The feminist in me struggled with what step to take next. I hesitated to re-ignite my do-it-yourself attitude because its pull was eerily strong. Even just peeking at design blogs sucked me into what felt like a DIY black hole. This void tried to convince me I should change. After reading about “5 Things Impeccably Organized People Do on Sundays,” I grew ashamed of how disorganized my life suddenly seemed. “The 7 Most Successful Ways to Make a Small Space Seem Less Claustrophobic” made me worry my apartment felt too cramped. My life did not feel good enough. I had to snap myself out of it before I got sucked back in. I re-convinced myself that I didn’t need to change to meet such impossible standards.

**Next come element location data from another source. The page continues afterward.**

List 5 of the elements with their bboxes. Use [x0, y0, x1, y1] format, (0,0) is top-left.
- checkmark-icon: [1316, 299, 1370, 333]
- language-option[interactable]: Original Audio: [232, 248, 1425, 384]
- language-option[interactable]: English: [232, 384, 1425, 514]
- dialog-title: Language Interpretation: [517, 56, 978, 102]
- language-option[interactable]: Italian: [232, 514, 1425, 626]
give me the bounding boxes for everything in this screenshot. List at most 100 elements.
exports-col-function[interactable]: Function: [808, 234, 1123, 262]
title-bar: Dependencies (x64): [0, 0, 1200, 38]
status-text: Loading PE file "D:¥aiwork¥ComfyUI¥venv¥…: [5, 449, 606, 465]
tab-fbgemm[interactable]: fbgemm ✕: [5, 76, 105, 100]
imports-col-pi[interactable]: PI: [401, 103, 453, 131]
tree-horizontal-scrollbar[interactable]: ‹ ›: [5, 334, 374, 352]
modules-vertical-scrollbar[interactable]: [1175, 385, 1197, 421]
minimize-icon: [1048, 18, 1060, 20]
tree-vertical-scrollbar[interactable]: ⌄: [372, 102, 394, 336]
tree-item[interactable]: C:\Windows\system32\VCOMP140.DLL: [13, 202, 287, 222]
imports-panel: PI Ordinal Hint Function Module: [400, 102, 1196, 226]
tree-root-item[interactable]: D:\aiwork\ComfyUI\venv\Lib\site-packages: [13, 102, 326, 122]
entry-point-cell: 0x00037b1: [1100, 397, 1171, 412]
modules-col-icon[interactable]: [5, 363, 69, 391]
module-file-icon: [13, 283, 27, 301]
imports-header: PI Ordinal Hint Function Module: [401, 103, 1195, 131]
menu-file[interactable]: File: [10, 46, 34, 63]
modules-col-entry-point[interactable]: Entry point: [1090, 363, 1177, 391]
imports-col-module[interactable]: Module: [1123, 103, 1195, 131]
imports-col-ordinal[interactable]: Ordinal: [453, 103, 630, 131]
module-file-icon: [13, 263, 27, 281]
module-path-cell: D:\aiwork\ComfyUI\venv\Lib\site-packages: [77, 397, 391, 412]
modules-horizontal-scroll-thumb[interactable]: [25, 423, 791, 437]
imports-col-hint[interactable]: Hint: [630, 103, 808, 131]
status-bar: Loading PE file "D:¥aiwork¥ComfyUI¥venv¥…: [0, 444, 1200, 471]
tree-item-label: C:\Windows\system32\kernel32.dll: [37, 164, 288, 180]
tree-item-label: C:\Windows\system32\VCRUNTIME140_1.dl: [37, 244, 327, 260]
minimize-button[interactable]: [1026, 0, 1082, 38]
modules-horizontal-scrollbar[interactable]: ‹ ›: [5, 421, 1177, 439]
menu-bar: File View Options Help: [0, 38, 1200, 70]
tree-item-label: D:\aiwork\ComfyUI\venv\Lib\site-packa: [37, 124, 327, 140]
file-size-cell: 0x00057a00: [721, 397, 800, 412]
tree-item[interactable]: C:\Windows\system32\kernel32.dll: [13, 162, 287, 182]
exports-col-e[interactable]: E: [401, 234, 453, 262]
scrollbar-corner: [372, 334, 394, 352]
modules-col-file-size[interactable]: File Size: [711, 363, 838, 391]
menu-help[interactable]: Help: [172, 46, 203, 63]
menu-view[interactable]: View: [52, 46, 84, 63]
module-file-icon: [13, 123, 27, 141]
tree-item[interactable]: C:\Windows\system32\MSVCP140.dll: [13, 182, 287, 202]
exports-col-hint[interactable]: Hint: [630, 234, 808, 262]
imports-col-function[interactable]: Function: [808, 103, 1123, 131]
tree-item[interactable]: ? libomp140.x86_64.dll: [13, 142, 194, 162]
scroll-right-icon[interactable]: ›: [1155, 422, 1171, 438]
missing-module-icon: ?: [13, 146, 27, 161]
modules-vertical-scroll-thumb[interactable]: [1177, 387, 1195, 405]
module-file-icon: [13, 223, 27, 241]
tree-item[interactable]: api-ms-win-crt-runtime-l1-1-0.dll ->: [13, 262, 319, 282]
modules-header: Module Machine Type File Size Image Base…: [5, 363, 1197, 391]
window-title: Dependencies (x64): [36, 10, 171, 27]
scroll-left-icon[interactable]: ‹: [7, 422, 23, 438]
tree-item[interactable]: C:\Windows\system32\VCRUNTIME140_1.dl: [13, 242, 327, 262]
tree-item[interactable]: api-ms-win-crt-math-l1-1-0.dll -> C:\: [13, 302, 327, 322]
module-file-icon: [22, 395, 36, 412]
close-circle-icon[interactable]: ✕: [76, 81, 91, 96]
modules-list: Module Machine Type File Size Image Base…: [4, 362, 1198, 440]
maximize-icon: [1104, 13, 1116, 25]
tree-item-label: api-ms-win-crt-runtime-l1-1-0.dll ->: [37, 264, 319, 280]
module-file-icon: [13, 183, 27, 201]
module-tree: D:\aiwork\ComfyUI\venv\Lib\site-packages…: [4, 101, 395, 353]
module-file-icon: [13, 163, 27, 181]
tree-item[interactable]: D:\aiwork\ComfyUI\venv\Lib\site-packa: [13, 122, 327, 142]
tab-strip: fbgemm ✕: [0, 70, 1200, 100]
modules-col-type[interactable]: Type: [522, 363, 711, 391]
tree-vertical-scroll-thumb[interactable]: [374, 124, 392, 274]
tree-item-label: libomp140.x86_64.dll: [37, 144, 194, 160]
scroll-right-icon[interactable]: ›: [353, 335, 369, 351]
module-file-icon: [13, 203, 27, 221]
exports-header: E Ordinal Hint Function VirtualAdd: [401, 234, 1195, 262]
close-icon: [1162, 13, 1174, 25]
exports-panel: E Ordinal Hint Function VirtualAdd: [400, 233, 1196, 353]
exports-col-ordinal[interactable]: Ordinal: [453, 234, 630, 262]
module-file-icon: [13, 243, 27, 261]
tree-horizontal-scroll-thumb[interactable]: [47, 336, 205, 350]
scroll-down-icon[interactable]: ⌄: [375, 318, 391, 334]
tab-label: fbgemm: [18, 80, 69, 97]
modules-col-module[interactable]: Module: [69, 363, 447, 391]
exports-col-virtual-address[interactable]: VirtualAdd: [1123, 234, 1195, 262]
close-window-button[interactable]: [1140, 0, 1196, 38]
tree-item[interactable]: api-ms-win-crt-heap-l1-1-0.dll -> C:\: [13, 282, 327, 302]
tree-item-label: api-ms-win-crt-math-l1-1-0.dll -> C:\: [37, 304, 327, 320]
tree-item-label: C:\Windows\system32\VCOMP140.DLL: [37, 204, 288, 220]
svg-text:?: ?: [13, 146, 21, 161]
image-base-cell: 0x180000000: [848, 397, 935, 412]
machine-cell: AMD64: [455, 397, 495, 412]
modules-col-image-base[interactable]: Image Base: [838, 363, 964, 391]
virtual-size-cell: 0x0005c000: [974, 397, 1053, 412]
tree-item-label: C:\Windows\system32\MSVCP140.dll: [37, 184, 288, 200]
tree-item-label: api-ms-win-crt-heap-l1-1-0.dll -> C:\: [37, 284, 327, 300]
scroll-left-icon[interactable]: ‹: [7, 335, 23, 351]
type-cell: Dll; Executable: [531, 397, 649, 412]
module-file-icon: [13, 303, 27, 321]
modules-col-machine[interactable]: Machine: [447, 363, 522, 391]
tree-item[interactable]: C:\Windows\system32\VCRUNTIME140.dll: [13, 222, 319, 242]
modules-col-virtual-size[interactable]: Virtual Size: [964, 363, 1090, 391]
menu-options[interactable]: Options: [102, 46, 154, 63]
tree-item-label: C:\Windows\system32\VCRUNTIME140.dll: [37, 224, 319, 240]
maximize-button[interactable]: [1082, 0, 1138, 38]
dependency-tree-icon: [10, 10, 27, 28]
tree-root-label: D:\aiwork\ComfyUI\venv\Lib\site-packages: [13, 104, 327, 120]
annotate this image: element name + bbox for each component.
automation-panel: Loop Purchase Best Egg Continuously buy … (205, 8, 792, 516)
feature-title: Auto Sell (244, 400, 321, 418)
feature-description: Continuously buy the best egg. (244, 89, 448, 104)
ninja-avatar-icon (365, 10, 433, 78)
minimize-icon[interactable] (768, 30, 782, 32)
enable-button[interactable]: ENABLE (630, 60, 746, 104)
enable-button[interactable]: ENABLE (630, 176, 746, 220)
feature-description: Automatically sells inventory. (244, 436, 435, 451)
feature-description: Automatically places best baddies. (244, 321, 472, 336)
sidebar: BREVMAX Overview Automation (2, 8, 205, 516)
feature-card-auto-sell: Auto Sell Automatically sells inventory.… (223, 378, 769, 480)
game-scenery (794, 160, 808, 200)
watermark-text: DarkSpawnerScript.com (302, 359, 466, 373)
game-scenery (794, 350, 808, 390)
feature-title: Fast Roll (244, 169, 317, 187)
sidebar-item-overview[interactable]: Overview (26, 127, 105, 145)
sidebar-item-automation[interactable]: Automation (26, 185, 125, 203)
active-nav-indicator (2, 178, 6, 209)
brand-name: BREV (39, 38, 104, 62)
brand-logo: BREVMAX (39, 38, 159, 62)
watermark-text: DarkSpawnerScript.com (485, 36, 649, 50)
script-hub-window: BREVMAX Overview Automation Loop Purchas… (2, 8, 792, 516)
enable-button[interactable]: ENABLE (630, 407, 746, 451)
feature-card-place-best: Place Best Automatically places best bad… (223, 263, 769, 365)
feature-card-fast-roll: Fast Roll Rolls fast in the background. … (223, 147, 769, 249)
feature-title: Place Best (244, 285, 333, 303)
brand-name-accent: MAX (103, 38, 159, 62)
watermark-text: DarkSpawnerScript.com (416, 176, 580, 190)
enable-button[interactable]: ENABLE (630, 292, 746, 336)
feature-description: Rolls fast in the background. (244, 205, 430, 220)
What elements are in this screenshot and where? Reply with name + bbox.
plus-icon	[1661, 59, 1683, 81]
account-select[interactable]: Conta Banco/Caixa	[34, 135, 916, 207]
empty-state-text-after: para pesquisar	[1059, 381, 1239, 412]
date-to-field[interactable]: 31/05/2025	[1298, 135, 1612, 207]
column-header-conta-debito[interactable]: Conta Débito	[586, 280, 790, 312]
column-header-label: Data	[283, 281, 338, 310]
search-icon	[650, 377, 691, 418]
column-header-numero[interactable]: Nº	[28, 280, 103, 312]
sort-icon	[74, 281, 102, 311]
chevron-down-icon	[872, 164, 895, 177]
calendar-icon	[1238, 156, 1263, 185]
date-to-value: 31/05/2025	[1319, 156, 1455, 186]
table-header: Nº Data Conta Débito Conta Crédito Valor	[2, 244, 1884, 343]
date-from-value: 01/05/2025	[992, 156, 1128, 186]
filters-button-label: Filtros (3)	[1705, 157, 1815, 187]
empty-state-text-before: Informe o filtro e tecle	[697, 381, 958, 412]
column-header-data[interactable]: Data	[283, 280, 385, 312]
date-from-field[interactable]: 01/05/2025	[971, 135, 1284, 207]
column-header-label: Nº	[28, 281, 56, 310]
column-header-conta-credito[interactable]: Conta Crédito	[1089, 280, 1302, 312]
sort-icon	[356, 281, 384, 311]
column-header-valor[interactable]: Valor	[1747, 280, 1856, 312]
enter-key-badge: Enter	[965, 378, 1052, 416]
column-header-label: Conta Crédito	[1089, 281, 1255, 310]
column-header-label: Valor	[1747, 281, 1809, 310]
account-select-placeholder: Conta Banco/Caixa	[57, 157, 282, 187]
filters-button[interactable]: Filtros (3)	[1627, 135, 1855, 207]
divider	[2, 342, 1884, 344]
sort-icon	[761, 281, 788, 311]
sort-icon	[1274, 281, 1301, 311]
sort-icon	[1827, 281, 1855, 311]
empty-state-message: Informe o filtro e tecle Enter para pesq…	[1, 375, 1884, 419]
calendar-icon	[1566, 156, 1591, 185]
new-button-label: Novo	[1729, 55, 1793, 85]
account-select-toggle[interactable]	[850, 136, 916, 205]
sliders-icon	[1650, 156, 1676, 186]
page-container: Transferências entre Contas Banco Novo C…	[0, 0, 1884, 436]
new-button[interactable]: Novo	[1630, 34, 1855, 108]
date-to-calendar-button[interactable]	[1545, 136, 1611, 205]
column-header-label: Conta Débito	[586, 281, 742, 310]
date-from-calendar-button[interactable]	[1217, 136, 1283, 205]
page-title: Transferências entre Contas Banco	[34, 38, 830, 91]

There had to be a compromise. I should be able to sew and bake and still be a feminist. After all, what is feminism about if not the pursuit of the choice to do, act, dress, and say whatever we want? I did, however, need to limit time spent on design and cooking websites. Their media kits show that women make up a large majority of the readership for these sites—and millions of us are reading them every month. I would need to be mindful of the power these websites hold over women. Unfortunately, too many women buy into the idea that they need to change in order to measure up. But I was over that idea. I would no longer allow myself to scroll through those websites when I was bored or anxious, filling my brain with unobtainable desires. When I did look at them, it needed to be a conscious decision. After all, I wasn’t going to catch my boyfriend scrolling through Apartment Therapy searching for a better way to organize our foyer, so I shouldn’t feel pressured to organize our foyer either.
In the end, I sat down at my grandmother’s machine and sewed. And it was delightful. I felt accomplished and capable and even a little bit badass. The next day, I started planning that side hustle. The day after that, I went to work. I finally understood that being a real woman meant being complex. And I was all for that.